To rebut the quote, Guyette turned to a 2015 report by Michigan State University professor David Arsen. The report blamed Michigan school districts’ shrinking fund balances on three factors: a Schools of Choice policy that empowers students to enroll in different districts; a funding formula that doesn’t provide enough money to compensate districts with declining enrollment; and insufficient reimbursements for special education services.
But the report omits from its calculations a significant portion of the money the district receives for special education, incorrectly claiming Michigan education funding has declined. Further, it is true that more parents exercise choice across school district lines and the state’s enrollment formula has remained static. But the number of districts in financial distress has actually dropped significantly, suggesting that it is possible to adjust to changing student preferences.

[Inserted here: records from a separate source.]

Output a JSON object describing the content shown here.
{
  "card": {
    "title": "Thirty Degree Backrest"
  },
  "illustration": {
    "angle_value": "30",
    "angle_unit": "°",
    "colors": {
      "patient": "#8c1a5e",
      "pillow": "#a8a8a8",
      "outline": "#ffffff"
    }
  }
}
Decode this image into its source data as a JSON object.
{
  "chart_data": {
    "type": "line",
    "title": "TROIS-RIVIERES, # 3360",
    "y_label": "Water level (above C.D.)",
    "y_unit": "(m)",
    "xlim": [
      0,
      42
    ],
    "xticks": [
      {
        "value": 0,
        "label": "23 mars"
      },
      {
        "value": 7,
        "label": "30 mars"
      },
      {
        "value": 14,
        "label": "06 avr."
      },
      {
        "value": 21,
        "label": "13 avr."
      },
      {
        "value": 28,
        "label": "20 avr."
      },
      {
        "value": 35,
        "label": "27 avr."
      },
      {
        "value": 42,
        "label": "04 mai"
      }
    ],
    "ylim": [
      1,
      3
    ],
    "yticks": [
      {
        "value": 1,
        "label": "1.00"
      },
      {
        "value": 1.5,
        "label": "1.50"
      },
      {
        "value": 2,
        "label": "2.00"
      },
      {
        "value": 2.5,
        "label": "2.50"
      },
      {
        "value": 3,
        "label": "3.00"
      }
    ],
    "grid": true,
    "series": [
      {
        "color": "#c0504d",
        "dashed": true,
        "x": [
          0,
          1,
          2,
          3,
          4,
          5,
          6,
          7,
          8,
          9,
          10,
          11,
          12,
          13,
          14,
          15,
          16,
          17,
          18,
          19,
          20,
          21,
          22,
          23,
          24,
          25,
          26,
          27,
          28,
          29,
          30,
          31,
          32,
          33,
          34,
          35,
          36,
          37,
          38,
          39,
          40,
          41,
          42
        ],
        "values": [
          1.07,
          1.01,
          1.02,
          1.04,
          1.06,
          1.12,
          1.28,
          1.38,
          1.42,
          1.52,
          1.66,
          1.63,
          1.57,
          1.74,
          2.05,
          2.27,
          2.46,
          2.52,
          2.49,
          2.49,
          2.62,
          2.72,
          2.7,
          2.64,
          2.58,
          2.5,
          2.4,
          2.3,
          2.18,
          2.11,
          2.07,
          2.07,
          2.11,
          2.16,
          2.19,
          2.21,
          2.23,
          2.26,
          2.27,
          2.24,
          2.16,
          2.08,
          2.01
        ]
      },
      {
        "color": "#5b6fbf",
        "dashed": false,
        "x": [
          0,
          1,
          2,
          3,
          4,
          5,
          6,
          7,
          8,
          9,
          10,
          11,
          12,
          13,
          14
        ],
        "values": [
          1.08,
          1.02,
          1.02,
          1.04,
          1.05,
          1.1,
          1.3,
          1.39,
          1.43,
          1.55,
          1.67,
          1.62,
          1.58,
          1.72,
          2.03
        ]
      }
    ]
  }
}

Why hasn’t Highland Park been able to respond? Guyette doesn’t provide any clear answers.
While downplaying the theft conviction of former school board member Robert Davis, the author also omitted altogether that the old district guard collected and spent more than $18,000 per pupil in 2011-12, its last year in charge. The charter-managed district today receives and spends less than $11,000 per student.
Publicly reported academic achievement data highlights ongoing challenges for the privately managed district. The Highland Park Public School Academy’s sole remaining school registered an F on the Mackinac Center’s latest Context and Performance Report Card, and its scores on the new M-STEP test represent a mixed bag in comparison with neighboring peers.
According to data shared by the Leona Group, Highland Park students register an average mark on Michigan’s new measure of year-to-year academic growth, and the school maintained “on target” accountability status from the state in 2014-15. The management company also reports that internal tests this past year show slightly more progress in reading and substantially more progress in math.
Highland Park still has a long way to go to put significant numbers of students on track to success. Plenty of unanswered questions about falling enrollment remain. There are no easy solutions, but it isn’t true that students are worse off in the new district than the old.